Interfering in any problem, whether it be micro or macro, always carries with it the possibility of making things worse. Its important to recognize that. But I can not, I will not believe that doing nothing is the best possible option.

Wednesday, October 21, 2009

Another Snapshot

There is another scene that keeps coming to me over and over when I think about my summer.

Autumn* and I walked to work together, most days.

One morning we were walking and it was particularly windy. Leaves and trash were swirling around everywhere. My eyes were half shut so I wouldn't get dirt in them.

A plastic bag came shooting toward us, pasted itself against Autumn's leg, and stayed there.

"What the fuck!", was her reaction.

Hahahahaha.

As if the wind, or the bag, or even Bosnia had done it on purpose.




*Name not changed to protect her identity.

Wednesday, August 26, 2009

Its the Little Things

I had a GREAT summer. I traveled all over the place, made new friends and visited some cherished old ones, learned a lot of painful things about war and politics, saw a lot of breathtaking scenery, and never once denied myself anything that looked like a pastry. Or like chocolate. Or just anything tasty looking.

One day found me in Northern Ireland, wandering all over Derry County (on the all-inclusive Freedom of Northern Ireland pass, no less) having many adventures and misadventures with my friend Dacia. After a long day we were finally on the train home back into Derry the city and we were sitting across the aisle from a family playing cards.
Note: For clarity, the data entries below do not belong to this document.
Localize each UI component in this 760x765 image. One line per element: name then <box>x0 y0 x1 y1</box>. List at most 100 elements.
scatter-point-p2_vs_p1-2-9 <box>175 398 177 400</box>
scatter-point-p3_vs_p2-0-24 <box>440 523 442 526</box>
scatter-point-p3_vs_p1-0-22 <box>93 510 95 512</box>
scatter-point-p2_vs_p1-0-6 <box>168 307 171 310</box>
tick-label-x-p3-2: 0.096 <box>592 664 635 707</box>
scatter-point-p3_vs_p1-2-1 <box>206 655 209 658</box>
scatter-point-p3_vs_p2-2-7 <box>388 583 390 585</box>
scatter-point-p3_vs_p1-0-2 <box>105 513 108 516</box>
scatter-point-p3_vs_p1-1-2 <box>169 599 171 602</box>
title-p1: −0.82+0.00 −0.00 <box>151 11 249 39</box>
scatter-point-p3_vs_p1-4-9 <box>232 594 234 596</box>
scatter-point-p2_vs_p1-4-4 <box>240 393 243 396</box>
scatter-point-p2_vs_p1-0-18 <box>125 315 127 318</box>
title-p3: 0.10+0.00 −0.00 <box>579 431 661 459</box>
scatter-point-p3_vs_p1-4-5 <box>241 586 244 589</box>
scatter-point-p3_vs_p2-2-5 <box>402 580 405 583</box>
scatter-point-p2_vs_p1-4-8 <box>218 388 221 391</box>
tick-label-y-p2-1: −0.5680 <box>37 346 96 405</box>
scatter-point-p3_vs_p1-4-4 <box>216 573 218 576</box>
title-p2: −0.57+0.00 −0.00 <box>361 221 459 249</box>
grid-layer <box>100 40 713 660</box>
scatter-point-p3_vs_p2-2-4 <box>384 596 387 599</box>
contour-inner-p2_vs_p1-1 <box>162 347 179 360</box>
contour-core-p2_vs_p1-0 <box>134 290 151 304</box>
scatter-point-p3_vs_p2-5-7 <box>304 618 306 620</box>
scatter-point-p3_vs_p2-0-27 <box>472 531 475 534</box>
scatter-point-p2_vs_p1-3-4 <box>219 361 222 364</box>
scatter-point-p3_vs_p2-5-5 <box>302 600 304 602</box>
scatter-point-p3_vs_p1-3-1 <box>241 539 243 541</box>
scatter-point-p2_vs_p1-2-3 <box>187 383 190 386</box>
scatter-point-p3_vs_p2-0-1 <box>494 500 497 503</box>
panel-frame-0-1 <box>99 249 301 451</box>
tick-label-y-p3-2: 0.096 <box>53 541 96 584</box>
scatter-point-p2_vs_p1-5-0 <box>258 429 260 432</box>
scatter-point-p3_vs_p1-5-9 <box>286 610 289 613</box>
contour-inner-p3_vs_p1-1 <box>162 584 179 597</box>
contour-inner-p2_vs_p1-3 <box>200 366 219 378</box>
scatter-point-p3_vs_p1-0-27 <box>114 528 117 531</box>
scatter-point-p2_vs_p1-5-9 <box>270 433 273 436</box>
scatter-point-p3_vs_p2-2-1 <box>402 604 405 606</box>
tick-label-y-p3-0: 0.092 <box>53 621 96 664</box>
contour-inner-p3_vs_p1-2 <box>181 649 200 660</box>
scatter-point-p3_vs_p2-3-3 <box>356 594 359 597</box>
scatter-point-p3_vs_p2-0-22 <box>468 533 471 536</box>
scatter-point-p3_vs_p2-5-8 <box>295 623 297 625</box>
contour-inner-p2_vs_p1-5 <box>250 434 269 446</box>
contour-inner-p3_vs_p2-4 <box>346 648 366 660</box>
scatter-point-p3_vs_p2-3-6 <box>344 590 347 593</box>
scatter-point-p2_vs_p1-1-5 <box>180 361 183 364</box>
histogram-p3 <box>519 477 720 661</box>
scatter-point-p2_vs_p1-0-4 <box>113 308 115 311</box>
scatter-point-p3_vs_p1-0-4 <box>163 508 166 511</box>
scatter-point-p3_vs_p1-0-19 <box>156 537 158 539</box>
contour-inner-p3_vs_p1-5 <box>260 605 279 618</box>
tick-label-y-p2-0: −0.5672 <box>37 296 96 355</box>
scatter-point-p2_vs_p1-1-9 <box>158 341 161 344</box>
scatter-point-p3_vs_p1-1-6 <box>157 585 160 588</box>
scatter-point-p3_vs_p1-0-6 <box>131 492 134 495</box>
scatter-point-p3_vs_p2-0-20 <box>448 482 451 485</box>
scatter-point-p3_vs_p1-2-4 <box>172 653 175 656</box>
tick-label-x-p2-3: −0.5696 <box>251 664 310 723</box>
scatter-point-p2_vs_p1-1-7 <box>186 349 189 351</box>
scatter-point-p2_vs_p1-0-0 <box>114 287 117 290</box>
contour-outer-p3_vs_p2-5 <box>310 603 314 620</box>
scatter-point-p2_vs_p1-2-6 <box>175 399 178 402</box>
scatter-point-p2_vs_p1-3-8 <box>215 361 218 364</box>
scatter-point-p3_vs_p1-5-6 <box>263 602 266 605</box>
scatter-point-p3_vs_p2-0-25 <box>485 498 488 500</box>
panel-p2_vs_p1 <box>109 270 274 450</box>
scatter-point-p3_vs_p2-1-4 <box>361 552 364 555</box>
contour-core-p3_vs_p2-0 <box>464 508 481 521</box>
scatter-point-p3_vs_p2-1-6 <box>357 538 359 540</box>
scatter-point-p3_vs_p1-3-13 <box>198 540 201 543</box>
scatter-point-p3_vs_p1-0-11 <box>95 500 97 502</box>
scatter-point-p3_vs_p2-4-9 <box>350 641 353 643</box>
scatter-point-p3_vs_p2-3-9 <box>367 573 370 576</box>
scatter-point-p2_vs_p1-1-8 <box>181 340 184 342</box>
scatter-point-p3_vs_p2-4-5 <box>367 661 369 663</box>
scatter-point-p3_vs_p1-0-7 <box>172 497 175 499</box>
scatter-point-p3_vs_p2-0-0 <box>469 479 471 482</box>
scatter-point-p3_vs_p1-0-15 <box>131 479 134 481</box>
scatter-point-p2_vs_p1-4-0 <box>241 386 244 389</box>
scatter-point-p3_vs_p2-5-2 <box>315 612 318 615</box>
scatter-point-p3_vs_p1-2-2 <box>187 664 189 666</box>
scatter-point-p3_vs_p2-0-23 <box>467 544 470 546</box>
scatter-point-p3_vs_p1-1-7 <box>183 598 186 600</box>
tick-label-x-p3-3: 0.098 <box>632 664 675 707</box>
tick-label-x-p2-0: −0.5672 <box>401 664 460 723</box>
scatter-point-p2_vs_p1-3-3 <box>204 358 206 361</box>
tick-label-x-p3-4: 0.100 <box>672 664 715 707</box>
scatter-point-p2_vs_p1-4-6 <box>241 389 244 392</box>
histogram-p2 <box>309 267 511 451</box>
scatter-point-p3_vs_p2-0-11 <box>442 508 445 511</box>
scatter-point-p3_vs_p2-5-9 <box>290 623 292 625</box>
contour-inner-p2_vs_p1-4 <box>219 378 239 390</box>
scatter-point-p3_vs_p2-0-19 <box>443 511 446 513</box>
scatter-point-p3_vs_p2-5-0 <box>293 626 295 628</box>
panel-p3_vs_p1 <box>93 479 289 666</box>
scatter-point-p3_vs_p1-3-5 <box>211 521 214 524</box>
I'm a card-game geek so I was watching them play, trying to figure out what game it was. Dacia and I sat and stared while father and son both flipped over every single card in their hand until the deck was out. And that was it. Nothing else ever happened in this "game".

"That was it?" I muttered. "What a crap game!"
Dacia, always a little more patient and tolerant than me, replied "Well, sometimes its the little things."

No sooner were those words out of her mouth when we hear the eight year old boy exclaim "What the HELL?!" Apparently he wasn't impressed with this game either.

Dacia was right though. Sometimes it IS the little things. That tiny, insignificant moment in time is one of my favorite memories from this summer, one that makes a laugh bubble up in my chest every time I think of it and I will probably will remember it much longer than a lot of other events from the summer.